Alongside this deployment, profits were also reaching, in 2013 it increased its net profit by more than 500% and the company began planning mass landing in Europe, which took no more than two years.

October 20, 2015, was the day Netflix premiered in Spain and the rest is history, which you could say. In all countries, it achieved a significant increase in users and together with the expansion of new technologies in the form of smart TVs, tablets, computers, mobiles and any screen where it can be enjoyed has achieved great success.

But this has always been supported by two sections. On the one hand, there is the one that stands in the series and the great successes achieved with House of Cards, Orange Is the New Black or Narcos, which have become an indissoluble part of the Netflix brand. But behind it lies all of Netflix's infrastructure and how they've been able to take advantage of aggressive ad campaigns and data, as well as tax advantages.

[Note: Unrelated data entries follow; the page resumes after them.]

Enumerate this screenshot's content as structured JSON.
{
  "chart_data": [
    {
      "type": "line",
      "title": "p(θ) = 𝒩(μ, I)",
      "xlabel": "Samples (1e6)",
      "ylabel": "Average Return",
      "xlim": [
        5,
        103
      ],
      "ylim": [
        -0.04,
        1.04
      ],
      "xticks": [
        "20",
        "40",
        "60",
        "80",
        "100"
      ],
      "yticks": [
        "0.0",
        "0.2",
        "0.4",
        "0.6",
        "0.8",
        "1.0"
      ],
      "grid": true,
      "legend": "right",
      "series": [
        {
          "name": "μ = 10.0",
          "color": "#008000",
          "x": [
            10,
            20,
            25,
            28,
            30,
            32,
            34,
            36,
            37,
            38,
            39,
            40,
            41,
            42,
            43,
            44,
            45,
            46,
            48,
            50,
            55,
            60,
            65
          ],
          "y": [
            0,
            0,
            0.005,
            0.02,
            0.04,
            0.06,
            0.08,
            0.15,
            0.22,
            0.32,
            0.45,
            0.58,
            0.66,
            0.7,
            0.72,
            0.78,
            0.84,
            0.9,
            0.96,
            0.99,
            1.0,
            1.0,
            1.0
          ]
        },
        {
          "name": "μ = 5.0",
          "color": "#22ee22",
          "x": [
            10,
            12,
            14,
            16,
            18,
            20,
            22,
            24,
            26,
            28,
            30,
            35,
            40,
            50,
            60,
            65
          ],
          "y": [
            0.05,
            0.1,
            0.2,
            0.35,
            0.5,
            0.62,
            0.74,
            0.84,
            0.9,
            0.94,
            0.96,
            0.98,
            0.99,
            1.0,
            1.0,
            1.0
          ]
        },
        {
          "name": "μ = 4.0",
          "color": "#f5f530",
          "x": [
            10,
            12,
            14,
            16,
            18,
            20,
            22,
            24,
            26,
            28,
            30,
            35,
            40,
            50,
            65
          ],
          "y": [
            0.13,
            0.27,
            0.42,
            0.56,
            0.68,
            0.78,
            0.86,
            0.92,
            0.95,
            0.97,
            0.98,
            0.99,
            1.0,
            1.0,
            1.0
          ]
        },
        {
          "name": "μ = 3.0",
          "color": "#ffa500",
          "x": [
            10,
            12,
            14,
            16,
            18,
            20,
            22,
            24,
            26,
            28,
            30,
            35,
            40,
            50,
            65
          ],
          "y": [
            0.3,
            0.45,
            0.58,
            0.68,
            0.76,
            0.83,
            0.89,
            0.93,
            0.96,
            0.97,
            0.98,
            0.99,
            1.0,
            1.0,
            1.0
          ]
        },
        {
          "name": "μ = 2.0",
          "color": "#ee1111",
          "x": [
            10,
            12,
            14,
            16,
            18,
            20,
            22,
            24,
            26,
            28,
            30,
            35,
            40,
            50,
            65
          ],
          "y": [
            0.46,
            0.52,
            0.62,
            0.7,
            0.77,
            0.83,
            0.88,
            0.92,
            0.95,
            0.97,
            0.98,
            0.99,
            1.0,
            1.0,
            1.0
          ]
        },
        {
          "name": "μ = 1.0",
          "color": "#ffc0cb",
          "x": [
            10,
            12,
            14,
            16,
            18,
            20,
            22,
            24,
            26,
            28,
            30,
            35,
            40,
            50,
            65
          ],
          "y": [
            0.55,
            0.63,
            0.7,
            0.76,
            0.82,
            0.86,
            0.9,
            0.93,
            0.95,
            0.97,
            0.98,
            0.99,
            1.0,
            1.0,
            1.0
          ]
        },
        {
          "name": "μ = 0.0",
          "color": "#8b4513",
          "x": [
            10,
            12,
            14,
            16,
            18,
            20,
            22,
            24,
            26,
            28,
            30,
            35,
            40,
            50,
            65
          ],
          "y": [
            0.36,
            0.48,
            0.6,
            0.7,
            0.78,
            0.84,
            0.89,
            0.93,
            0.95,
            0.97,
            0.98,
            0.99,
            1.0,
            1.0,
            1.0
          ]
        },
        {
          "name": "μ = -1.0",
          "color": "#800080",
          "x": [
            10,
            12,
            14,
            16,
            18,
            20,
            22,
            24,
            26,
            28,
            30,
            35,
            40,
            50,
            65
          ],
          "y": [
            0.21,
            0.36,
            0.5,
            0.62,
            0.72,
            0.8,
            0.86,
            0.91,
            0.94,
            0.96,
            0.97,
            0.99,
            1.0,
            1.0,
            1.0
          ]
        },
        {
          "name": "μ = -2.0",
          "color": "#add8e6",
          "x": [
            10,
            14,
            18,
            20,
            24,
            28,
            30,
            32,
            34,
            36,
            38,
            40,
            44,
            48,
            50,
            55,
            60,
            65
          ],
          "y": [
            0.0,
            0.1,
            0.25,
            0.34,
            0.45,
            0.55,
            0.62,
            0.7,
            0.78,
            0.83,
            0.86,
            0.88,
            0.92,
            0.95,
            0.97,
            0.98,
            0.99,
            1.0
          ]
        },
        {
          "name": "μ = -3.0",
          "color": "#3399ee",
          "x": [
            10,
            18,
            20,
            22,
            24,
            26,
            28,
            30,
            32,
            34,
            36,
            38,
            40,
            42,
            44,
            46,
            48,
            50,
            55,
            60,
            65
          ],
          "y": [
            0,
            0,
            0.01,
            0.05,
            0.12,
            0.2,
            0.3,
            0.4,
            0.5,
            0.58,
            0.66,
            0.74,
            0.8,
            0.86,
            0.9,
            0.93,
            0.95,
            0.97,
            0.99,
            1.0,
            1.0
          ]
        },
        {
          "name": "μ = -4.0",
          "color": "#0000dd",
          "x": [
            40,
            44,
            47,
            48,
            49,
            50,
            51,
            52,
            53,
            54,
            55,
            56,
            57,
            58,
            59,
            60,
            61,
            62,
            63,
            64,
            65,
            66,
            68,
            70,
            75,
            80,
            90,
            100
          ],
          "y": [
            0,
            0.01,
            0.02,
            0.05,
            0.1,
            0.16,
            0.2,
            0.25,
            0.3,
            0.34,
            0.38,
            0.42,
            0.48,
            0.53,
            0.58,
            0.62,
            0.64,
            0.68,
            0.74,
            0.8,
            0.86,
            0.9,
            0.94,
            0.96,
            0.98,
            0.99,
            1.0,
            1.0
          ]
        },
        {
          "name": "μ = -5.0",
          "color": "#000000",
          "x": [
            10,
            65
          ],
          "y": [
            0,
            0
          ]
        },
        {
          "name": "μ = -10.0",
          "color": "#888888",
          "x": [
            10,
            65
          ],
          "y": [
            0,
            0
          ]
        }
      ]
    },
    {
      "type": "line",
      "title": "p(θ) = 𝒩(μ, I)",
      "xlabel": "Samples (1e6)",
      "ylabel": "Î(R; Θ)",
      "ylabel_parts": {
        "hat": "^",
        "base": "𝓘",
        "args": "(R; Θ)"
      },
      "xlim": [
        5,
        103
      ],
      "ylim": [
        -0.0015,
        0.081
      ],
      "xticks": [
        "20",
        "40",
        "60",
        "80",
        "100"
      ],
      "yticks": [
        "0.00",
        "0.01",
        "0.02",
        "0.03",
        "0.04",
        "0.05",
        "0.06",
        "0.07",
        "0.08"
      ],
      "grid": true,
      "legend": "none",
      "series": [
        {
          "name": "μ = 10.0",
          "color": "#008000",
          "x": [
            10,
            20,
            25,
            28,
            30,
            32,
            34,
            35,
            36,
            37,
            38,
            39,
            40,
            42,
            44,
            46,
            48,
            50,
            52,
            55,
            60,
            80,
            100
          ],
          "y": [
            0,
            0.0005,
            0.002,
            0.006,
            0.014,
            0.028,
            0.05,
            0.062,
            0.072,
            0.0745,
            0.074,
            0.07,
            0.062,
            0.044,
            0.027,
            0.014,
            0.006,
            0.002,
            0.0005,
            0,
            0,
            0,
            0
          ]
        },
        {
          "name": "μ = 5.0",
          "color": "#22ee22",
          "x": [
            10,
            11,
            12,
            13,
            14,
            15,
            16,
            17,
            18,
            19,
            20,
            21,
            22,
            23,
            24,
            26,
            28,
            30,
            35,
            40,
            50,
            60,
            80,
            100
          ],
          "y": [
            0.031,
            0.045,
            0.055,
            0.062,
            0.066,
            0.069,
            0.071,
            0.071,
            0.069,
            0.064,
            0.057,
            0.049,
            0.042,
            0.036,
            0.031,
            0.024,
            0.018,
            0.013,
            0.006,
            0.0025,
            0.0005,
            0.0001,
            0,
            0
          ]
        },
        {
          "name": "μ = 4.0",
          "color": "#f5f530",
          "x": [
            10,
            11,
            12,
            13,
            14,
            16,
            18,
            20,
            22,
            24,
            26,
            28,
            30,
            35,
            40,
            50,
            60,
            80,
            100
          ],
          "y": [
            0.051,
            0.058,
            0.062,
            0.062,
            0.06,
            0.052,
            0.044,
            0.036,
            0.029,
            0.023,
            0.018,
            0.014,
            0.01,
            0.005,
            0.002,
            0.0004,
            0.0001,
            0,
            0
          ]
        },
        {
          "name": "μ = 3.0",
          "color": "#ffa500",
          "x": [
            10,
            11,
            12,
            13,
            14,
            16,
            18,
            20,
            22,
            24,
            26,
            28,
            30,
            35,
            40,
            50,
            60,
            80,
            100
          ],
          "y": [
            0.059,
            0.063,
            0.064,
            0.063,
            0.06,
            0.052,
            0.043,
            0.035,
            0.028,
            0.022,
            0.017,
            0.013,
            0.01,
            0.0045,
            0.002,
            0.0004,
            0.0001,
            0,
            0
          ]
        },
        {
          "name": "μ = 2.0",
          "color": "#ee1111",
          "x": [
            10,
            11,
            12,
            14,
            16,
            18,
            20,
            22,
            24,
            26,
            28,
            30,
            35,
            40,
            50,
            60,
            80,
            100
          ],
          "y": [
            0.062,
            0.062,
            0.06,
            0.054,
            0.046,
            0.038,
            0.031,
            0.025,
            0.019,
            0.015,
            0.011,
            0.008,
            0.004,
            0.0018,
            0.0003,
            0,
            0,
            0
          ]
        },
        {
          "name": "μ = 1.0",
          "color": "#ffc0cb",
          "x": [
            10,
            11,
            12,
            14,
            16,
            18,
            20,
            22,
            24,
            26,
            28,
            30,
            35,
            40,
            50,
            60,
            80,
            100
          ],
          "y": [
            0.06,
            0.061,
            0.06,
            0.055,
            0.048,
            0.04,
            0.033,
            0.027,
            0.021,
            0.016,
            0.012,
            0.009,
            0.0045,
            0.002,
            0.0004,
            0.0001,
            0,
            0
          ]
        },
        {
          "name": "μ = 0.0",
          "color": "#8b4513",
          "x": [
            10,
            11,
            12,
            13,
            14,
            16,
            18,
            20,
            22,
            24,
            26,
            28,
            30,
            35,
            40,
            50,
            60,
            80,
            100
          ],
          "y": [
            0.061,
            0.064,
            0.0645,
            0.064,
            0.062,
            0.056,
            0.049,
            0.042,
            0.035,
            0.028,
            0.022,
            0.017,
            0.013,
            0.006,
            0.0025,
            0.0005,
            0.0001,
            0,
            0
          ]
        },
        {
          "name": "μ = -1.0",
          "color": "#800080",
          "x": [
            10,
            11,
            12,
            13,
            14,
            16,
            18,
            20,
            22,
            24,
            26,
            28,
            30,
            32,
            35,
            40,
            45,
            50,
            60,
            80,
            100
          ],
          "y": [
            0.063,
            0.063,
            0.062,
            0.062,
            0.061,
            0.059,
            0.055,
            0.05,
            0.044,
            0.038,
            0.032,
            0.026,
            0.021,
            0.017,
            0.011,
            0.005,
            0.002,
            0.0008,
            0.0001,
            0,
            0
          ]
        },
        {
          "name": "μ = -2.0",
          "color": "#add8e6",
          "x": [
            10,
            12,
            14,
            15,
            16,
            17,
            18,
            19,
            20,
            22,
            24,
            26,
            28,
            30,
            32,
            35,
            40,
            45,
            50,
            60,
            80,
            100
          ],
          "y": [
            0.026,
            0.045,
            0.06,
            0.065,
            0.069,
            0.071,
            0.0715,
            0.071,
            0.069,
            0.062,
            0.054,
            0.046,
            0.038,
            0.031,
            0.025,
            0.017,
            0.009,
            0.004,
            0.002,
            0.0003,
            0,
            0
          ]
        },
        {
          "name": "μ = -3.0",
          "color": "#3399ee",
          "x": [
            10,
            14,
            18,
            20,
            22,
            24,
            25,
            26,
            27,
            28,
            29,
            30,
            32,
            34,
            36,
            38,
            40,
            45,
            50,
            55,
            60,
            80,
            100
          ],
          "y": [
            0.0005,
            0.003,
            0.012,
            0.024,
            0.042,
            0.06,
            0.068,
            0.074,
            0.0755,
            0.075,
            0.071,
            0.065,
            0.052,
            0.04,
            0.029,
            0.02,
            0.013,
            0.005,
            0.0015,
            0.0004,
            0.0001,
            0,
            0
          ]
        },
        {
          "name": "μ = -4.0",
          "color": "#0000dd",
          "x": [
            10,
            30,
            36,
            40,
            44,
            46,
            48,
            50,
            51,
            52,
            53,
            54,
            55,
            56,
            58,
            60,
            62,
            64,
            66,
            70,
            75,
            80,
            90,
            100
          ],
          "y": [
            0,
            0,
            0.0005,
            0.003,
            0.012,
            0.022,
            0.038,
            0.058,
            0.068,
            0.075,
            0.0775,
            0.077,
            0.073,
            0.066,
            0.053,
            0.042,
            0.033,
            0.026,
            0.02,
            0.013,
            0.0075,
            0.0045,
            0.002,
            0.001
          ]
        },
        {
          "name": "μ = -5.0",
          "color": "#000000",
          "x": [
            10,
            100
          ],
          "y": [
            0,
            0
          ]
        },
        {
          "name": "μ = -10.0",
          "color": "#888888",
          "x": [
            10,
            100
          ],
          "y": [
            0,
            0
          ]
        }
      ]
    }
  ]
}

A journey full of controversy

But Netflix's journey has not been absent from controversy. While the platform shows a totally progressive idea in its productions, where there has always been an attempt to give voice to groups and be multicultural, advertising campaigns have been full of controversies.

She is well remembered for her aggressive advertising campaign of Narcos en Sol, wherewith a clear focus on provocation she placed the face of the character, Pablo Escobar, under the slogan "Oh, white Christmas" in a clear reference to the drug trafficking business. A semantic game that didn't please everyone and gave for a thousand opinion columns in the media.

But this was somewhat overlapped by another debate of which more details have been known. Netflix takes advantage of the fact that the Netherlands is a country with a low tax burden and, despite the turnover, it has in our country, the taxes it leaves are small. So much so, that he has been paying in Spain 3,146 euros in taxes, the same as any worker with a salary of 24,000 euros per year.

Cinemas and the pandemic

In recent years, from Netflix, there is an effort to be among the most important film producers. To achieve this he has not only hired prestigious directors, such as Alfonso Cuarón or Martin Scorsese, they also want and need the approval of the awards to reach the public.

With Rome, great success was achieved, but in the face of the difficulty for cinemas to program their films, they are looking for great trade agreements and the purchase of cinemas that give them the key to make a film nominable, something that until now was essential in the Academy Awards.

But the arrival of the coronavirus pandemic has changed everything. After a few months in which the number of subscribers has grown significantly and where streaming platforms have been placed as the most preferred way to enjoy leisure, we now have a future that can be promising for Netflix, but it also raises doubts.